– Элиф, я вижу, вы очень расстроены из-за сломанного кия, – проговорил я. – Наверняка тот, кто его сломал, был сильно не в духе. Это приводит нас к вопросу: как мы все здесь поступаем, когда сталкиваемся с агрессией? Давайте задержимся на этом и обсудим ситуацию вместе. Садитесь!
Элиф раздраженно закатила глаза, но тем не менее уселась на стул. Индира с довольным видом едва заметно кивнула мне. И мы завели разговор о гневе, стараясь втянуть пациентов в дискуссию, чтобы они рассказали о своих приступах агрессии. По-моему, у нас с Индирой получалось неплохо. Я чувствовал взгляд профессора Диомидиса, оценивающего мое маленькое представление. Он выглядел довольным.
Я случайно бросил взгляд на Алисию и с удивлением обнаружил, что та смотрит на меня (или, по крайней мере, в мою сторону).
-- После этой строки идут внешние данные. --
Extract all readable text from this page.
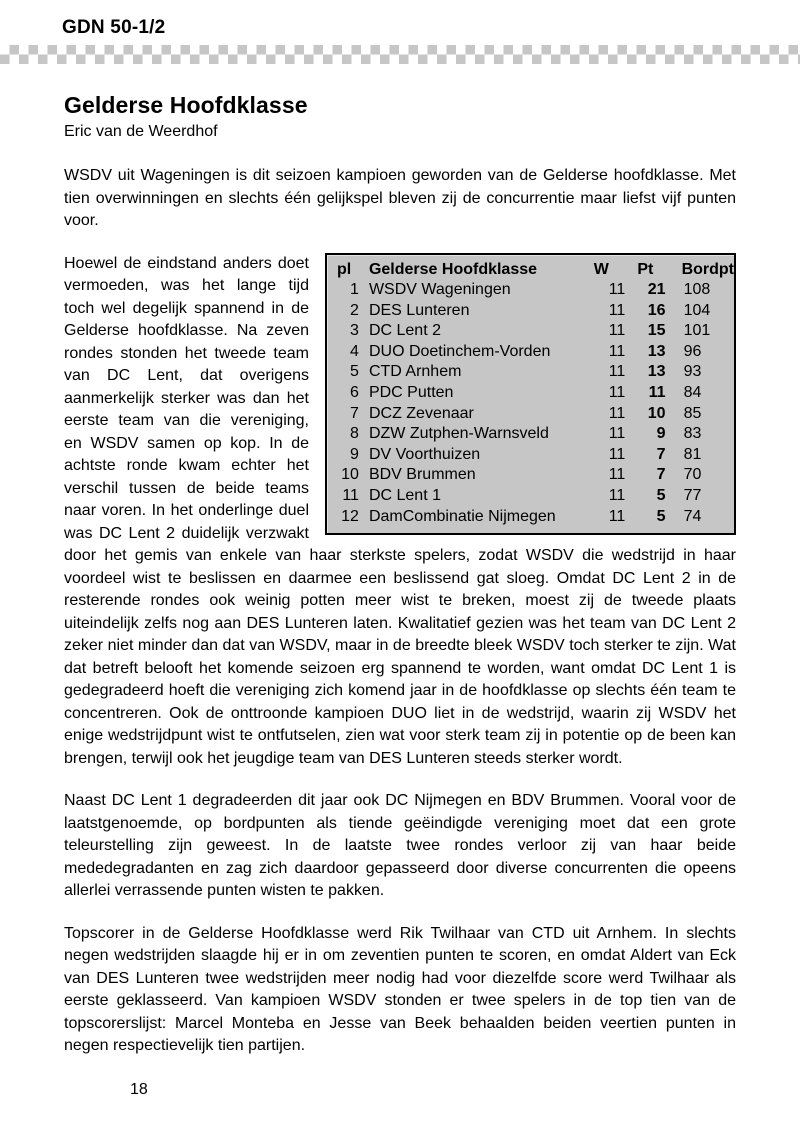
GDN 50-1/2
Gelderse Hoofdklasse

Eric van de Weerdhof

WSDV uit Wageningen is dit seizoen kampioen geworden van de Gelderse hoofdklasse. Met tien overwinningen en slechts één gelijkspel bleven zij de concurrentie maar liefst vijf punten voor.

pl	Gelderse Hoofdklasse	W	Pt	Bordpt
1	WSDV Wageningen	11	21	108
2	DES Lunteren	11	16	104
3	DC Lent 2	11	15	101
4	DUO Doetinchem-Vorden	11	13	96
5	CTD Arnhem	11	13	93
6	PDC Putten	11	11	84
7	DCZ Zevenaar	11	10	85
8	DZW Zutphen-Warnsveld	11	9	83
9	DV Voorthuizen	11	7	81
10	BDV Brummen	11	7	70
11	DC Lent 1	11	5	77
12	DamCombinatie Nijmegen	11	5	74

Hoewel de eindstand anders doet vermoeden, was het lange tijd toch wel degelijk spannend in de Gelderse hoofdklasse. Na zeven rondes stonden het tweede team van DC Lent, dat overigens aanmerkelijk sterker was dan het eerste team van die vereniging, en WSDV samen op kop. In de achtste ronde kwam echter het verschil tussen de beide teams naar voren. In het onderlinge duel was DC Lent 2 duidelijk verzwakt door het gemis van enkele van haar sterkste spelers, zodat WSDV die wedstrijd in haar voordeel wist te beslissen en daarmee een beslissend gat sloeg. Omdat DC Lent 2 in de resterende rondes ook weinig potten meer wist te breken, moest zij de tweede plaats uiteindelijk zelfs nog aan DES Lunteren laten. Kwalitatief gezien was het team van DC Lent 2 zeker niet minder dan dat van WSDV, maar in de breedte bleek WSDV toch sterker te zijn. Wat dat betreft belooft het komende seizoen erg spannend te worden, want omdat DC Lent 1 is gedegradeerd hoeft die vereniging zich komend jaar in de hoofdklasse op slechts één team te concentreren. Ook de onttroonde kampioen DUO liet in de wedstrijd, waarin zij WSDV het enige wedstrijdpunt wist te ontfutselen, zien wat voor sterk team zij in potentie op de been kan brengen, terwijl ook het jeugdige team van DES Lunteren steeds sterker wordt.

Naast DC Lent 1 degradeerden dit jaar ook DC Nijmegen en BDV Brummen. Vooral voor de laatstgenoemde, op bordpunten als tiende geëindigde vereniging moet dat een grote teleurstelling zijn geweest. In de laatste twee rondes verloor zij van haar beide mededegradanten en zag zich daardoor gepasseerd door diverse concurrenten die opeens allerlei verrassende punten wisten te pakken.

Topscorer in de Gelderse Hoofdklasse werd Rik Twilhaar van CTD uit Arnhem. In slechts negen wedstrijden slaagde hij er in om zeventien punten te scoren, en omdat Aldert van Eck van DES Lunteren twee wedstrijden meer nodig had voor diezelfde score werd Twilhaar als eerste geklasseerd. Van kampioen WSDV stonden er twee spelers in de top tien van de topscorerslijst: Marcel Monteba en Jesse van Beek behaalden beiden veertien punten in negen respectievelijk tien partijen.

18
У нее было такое выражение лица, как будто она изо всех сил пытается сфокусироваться и наконец увидеть что-то сквозь неясный туман. Если б сейчас мне сказали, что эта траченая оболочка когда-то была той самой блестящей Алисией Беренсон, которую ранее называли ослепительной, яркой и жизнерадостной, я бы просто не поверил. В тот момент я окончательно понял, что переход в Гроув был верным решением. Последние сомнения исчезли. Я вознамерился любой ценой добиться того, чтобы Алисия Беренсон стала моей пациенткой. Времени почти не оставалось: она ушла, ее личность безвозвратно угасла. И я был намерен отыскать ее.
Кабинет профессора Диомидиса находился в самом обветшалом крыле здания. По углам коридора висела паутина, работала лишь пара лампочек. Я постучал в дверь кабинета, и после секундной паузы оттуда донеслось: «Войдите!»
Я повернул ручку, отворил скрипнувшую дверь и в следующее мгновение с изумлением потянул носом воздух. Здесь не улавливалось характерных для больницы едких ноток хлорки и лекарств. Как ни странно, в кабинете пахло почти как в оркестровой яме – деревом, струнами и смычками, мебельной полировкой и воском. Пару секунд глаза привыкали к полумраку, а потом я разглядел у стены небольшое пианино. Странный для психиатрической лечебницы предмет. В тени приютились примерно два десятка нотных пюпитров, на одном из столов громоздилась стопка нот – эта хрупкая на вид конструкция высилась чуть ли не до потолка. На другом лежала скрипка, а возле нее – гобой и флейта. Чуть поодаль располагалась арфа, огромная штука с красивой деревянной рамой и душем из струн. Я застыл на месте в полном замешательстве.
– Вас так удивили музыкальные инструменты? – рассмеялся сидевший за рабочим столом профессор Диомидис.
– Они ваши?
– Да. Музыка – мое увлечение. Хотя нет, вру, моя страсть! – Для пущего эффекта профессор поднял вверх указательный палец.
У Диомидиса была занятная манера говорить: его энергичная речь сопровождалась потрясающе богатой жестикуляцией, он подчеркивал фразы, словно дирижировал невидимым оркестром.
– Я руковожу любительской музыкальной группой. В наш коллектив могут вступать все, кто пожелает: и персонал, и пациенты. Я считаю музыку одним из сильнейших терапевтических средств. – Тут профессор сделал паузу и продекламировал немного нараспев: – «Лишь музыка способна дать покой встревоженной душе…»[6] Вы согласны?
– Конечно.
– Владеете? – спросил Диомидис, прищурясь.
– Простите, чем именно? – непонимающе переспросил я.
– Игрой на каком-нибудь музыкальном инструменте. Хоть треугольником…
– Боюсь, у меня нет способностей. – Я покачал головой. – Единственный имеющий отношение к музыке инструмент, который я освоил еще в школе, – это магнитофон.
– Значит, вы сумеете читать ноты? Вы бы нас просто спасли… Выбирайте любой инструмент. Я научу!
– Увы, у меня не хватит терпения, – улыбнулся я, покачав головой.
– Отказываетесь? Кстати, терпение – главная добродетель хорошего психотерапевта! В юности я никак не мог решить, кем стать: музыкантом, священником или врачом. Теперь я совмещаю все три профессии. – Профессор засмеялся.
– Похоже на то.
– Между прочим, когда вас принимали на работу, мой голос оказался решающим, – проговорил Диомидис, резко сменив тему. – Я очень активно высказался в вашу пользу. Знаете почему? Я что-то увидел в вас, Тео… Вы напомнили молодого меня. Судьба – штука непредсказуемая, вдруг через несколько лет вы займете в Гроуве пост руководителя? – Он выдержал эффектную паузу, а потом добавил: – Если, конечно, больницу к тому времени не закроют.